The first sign that a Terraform state has outgrown itself is rarely an error. It is the silence after you type `terraform plan` and go make coffee. We inherited a state on S3 with roughly 1,400 resources in it, and a clean plan took 38 minutes because every refresh hit every API. The team had stopped running plans before merging. That is the real cost: people route around slow tooling, and then drift shows up in production.
Remote state is table stakes, locking is the actual point
Everyone moves state off the laptop eventually. The part people underinvest in is locking. We have walked into two engagements this year where two pipelines could run apply against the same state at once because the DynamoDB lock table was never created, or had been deleted during a cost cleanup. Both had corrupted state at least once. With the newer S3 backend you no longer need a separate table - native S3 locking via a `.tflock` object covers it - but you have to opt in, and most older configs still point at DynamoDB.
terraform {
backend "s3" {
bucket = "veritech-tfstate-prod"
key = "network/terraform.tfstate"
region = "eu-west-1"
use_lockfile = true
encrypt = true
}
}Splitting state by blast radius, not by team org chart
The instinct is to split state along team lines. That feels tidy and is usually wrong. We split along blast radius: what is the worst thing that happens if this state is corrupted or this apply goes sideways at 2am? Networking, IAM, and DNS go in their own small, rarely-changing states. The application layer that ships ten times a day gets its own. The rule we use: if two resource groups have wildly different change frequencies, they do not belong in the same state.

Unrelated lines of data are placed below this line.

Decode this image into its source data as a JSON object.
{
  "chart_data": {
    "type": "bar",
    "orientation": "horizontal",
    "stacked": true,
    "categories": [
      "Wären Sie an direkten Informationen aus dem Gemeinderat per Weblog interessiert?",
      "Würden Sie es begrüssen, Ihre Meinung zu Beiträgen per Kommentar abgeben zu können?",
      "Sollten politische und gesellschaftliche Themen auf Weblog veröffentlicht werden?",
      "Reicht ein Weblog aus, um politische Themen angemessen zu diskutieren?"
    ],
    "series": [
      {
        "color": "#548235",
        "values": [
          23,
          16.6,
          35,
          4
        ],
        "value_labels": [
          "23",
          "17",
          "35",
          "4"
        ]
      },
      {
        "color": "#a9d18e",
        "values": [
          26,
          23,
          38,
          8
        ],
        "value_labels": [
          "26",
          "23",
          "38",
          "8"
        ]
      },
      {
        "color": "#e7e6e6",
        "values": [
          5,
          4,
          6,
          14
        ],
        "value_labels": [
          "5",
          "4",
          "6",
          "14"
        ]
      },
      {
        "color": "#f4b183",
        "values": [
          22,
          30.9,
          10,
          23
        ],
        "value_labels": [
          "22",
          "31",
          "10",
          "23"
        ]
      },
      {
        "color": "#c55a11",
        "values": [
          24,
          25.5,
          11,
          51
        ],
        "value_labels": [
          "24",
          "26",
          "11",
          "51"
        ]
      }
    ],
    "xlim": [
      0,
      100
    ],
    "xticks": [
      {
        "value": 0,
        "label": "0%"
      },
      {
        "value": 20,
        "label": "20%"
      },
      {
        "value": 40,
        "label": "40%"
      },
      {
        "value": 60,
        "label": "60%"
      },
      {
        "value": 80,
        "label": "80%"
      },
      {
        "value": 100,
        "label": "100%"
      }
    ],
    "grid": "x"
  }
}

- Foundation (accounts, IAM, org policy) - changes monthly, blast radius enormous
- Network (VPCs, transit gateway, DNS zones) - changes weekly, blast radius high
- Platform (clusters, databases, shared queues) - changes weekly
- Application (services, autoscaling, app config) - changes many times a day, blast radius local
Split state by what hurts when it breaks, not by who owns the Jira board.

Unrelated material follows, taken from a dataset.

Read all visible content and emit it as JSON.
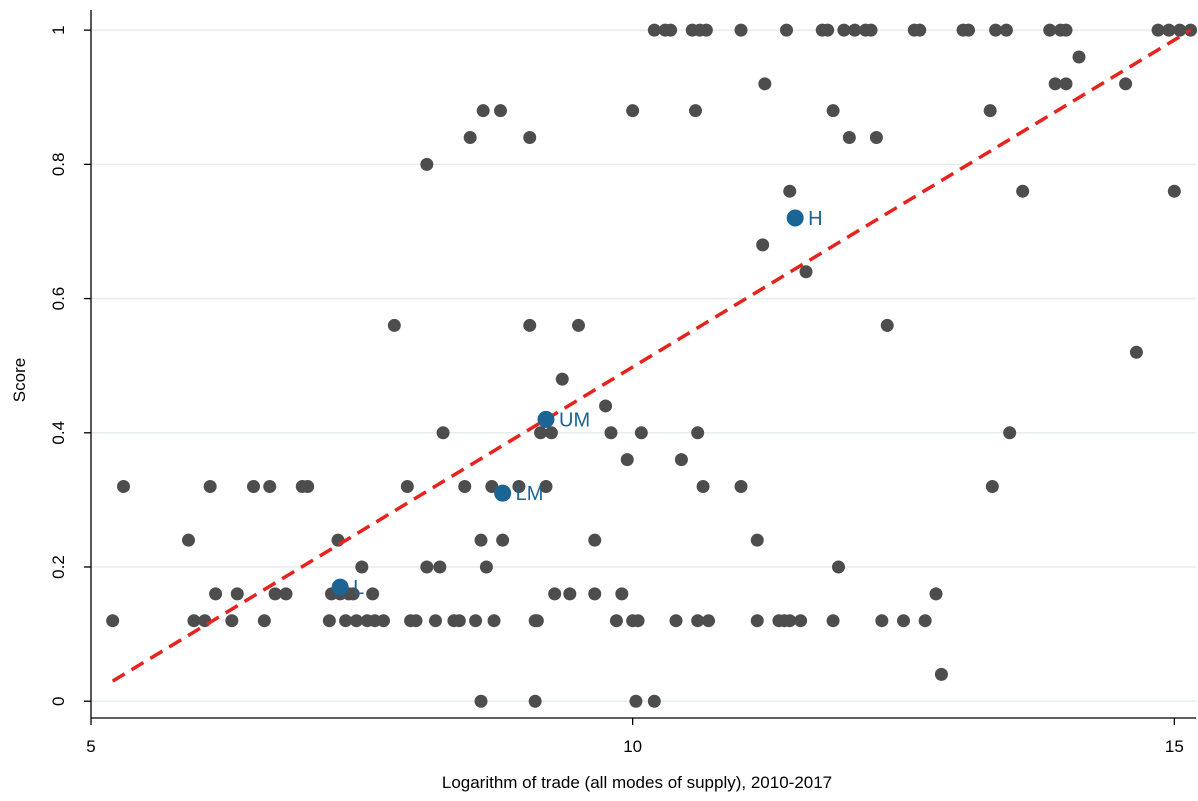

Reading across states without coupling them
Once you split, the next trap is `terraform_remote_state` data sources everywhere, which quietly recouples your states into one big graph. We allow exactly one direction of dependency - lower layers expose outputs, higher layers read them - and we prefer publishing a handful of values to SSM Parameter Store or a data source lookup over `remote_state` when the consumer is in a different account. It is a little more boilerplate and a lot less foot-gun.

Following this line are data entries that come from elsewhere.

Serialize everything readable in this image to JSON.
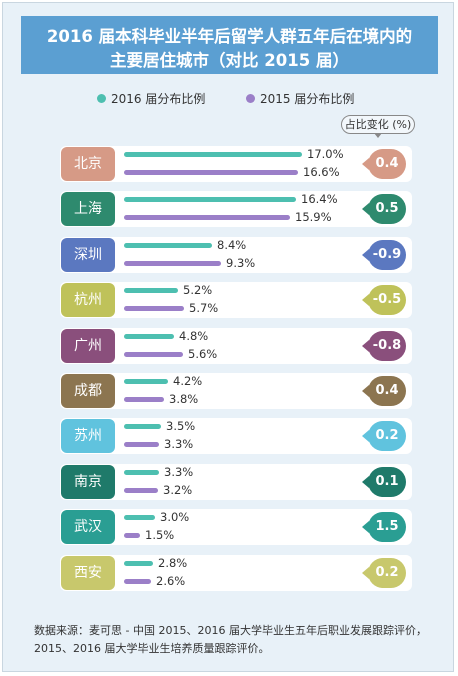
{
  "title": {
    "line1": "2016 届本科毕业半年后留学人群五年后在境内的",
    "line2": "主要居住城市（对比 2015 届）"
  },
  "legend": {
    "s2016": "2016 届分布比例",
    "s2015": "2015 届分布比例"
  },
  "change_header": "占比变化 (%)",
  "colors": {
    "title_bg": "#5b9fd2",
    "series_2016": "#4dbfb0",
    "series_2015": "#9b7fc8",
    "background": "#e8f1f8"
  },
  "chart_data": {
    "type": "bar",
    "title": "2016 届本科毕业半年后留学人群五年后在境内的主要居住城市（对比 2015 届）",
    "categories": [
      "北京",
      "上海",
      "深圳",
      "杭州",
      "广州",
      "成都",
      "苏州",
      "南京",
      "武汉",
      "西安"
    ],
    "series": [
      {
        "name": "2016 届分布比例",
        "values": [
          17.0,
          16.4,
          8.4,
          5.2,
          4.8,
          4.2,
          3.5,
          3.3,
          3.0,
          2.8
        ],
        "labels": [
          "17.0%",
          "16.4%",
          "8.4%",
          "5.2%",
          "4.8%",
          "4.2%",
          "3.5%",
          "3.3%",
          "3.0%",
          "2.8%"
        ]
      },
      {
        "name": "2015 届分布比例",
        "values": [
          16.6,
          15.9,
          9.3,
          5.7,
          5.6,
          3.8,
          3.3,
          3.2,
          1.5,
          2.6
        ],
        "labels": [
          "16.6%",
          "15.9%",
          "9.3%",
          "5.7%",
          "5.6%",
          "3.8%",
          "3.3%",
          "3.2%",
          "1.5%",
          "2.6%"
        ]
      }
    ],
    "change": [
      "0.4",
      "0.5",
      "-0.9",
      "-0.5",
      "-0.8",
      "0.4",
      "0.2",
      "0.1",
      "1.5",
      "0.2"
    ],
    "city_colors": [
      "#d69a86",
      "#2e8a6e",
      "#5b78c0",
      "#bfc25a",
      "#8a4f7c",
      "#8c7550",
      "#60c3de",
      "#1f7a6a",
      "#2a9e93",
      "#c8c86c"
    ],
    "xlim": [
      0,
      17.0
    ],
    "orientation": "horizontal"
  },
  "source": {
    "line1": "数据来源：麦可思 - 中国 2015、2016 届大学毕业生五年后职业发展跟踪评价，",
    "line2": "2015、2016 届大学毕业生培养质量跟踪评价。"
  }
}
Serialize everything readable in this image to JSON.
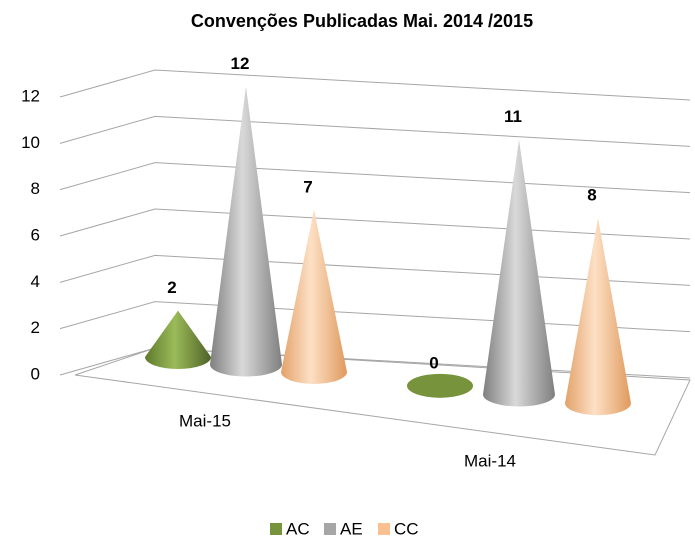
{
  "chart_data": {
    "type": "cone3d",
    "title": "Convenções Publicadas Mai. 2014 /2015",
    "categories": [
      "Mai-15",
      "Mai-14"
    ],
    "series": [
      {
        "name": "AC",
        "color": "#77933c",
        "values": [
          2,
          0
        ]
      },
      {
        "name": "AE",
        "color": "#a6a6a6",
        "values": [
          12,
          11
        ]
      },
      {
        "name": "CC",
        "color": "#fac090",
        "values": [
          7,
          8
        ]
      }
    ],
    "ylim": [
      0,
      12
    ],
    "yticks": [
      0,
      2,
      4,
      6,
      8,
      10,
      12
    ],
    "grid": true,
    "legend": "bottom"
  }
}
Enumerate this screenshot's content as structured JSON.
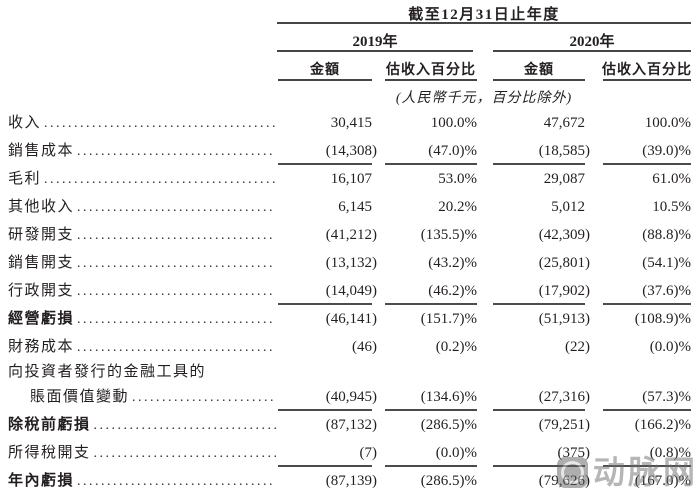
{
  "header": {
    "period_title": "截至12月31日止年度",
    "years": [
      "2019年",
      "2020年"
    ],
    "col_headers": [
      "金額",
      "估收入百分比",
      "金額",
      "估收入百分比"
    ],
    "unit_note": "(人民幣千元，百分比除外)"
  },
  "rows": [
    {
      "label": "收入",
      "bold": false,
      "values": [
        "30,415",
        "100.0%",
        "47,672",
        "100.0%"
      ]
    },
    {
      "label": "銷售成本",
      "bold": false,
      "underline": true,
      "values": [
        "(14,308)",
        "(47.0)%",
        "(18,585)",
        "(39.0)%"
      ]
    },
    {
      "label": "毛利",
      "bold": false,
      "values": [
        "16,107",
        "53.0%",
        "29,087",
        "61.0%"
      ]
    },
    {
      "label": "其他收入",
      "bold": false,
      "values": [
        "6,145",
        "20.2%",
        "5,012",
        "10.5%"
      ]
    },
    {
      "label": "研發開支",
      "bold": false,
      "values": [
        "(41,212)",
        "(135.5)%",
        "(42,309)",
        "(88.8)%"
      ]
    },
    {
      "label": "銷售開支",
      "bold": false,
      "values": [
        "(13,132)",
        "(43.2)%",
        "(25,801)",
        "(54.1)%"
      ]
    },
    {
      "label": "行政開支",
      "bold": false,
      "underline": true,
      "values": [
        "(14,049)",
        "(46.2)%",
        "(17,902)",
        "(37.6)%"
      ]
    },
    {
      "label": "經營虧損",
      "bold": true,
      "values": [
        "(46,141)",
        "(151.7)%",
        "(51,913)",
        "(108.9)%"
      ]
    },
    {
      "label": "財務成本",
      "bold": false,
      "values": [
        "(46)",
        "(0.2)%",
        "(22)",
        "(0.0)%"
      ]
    },
    {
      "label": "向投資者發行的金融工具的",
      "bold": false,
      "intro": true,
      "values": null
    },
    {
      "label": "賬面價值變動",
      "bold": false,
      "indent": true,
      "underline": true,
      "values": [
        "(40,945)",
        "(134.6)%",
        "(27,316)",
        "(57.3)%"
      ]
    },
    {
      "label": "除稅前虧損",
      "bold": true,
      "values": [
        "(87,132)",
        "(286.5)%",
        "(79,251)",
        "(166.2)%"
      ]
    },
    {
      "label": "所得稅開支",
      "bold": false,
      "underline": true,
      "values": [
        "(7)",
        "(0.0)%",
        "(375)",
        "(0.8)%"
      ]
    },
    {
      "label": "年內虧損",
      "bold": true,
      "double_underline": true,
      "values": [
        "(87,139)",
        "(286.5)%",
        "(79,626)",
        "(167.0)%"
      ]
    }
  ],
  "watermark": {
    "text": "动脉网"
  }
}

On the migration itself: `terraform state mv` works but is slow and error-prone across hundreds of resources. For the 1,400-resource monolith we scripted the moves, ran them against a copy of the state first, and kept the old state read-only for two weeks before deleting it. Nobody enjoyed it, but plans dropped from 38 minutes to under 90 seconds per layer, and people started reviewing plans again.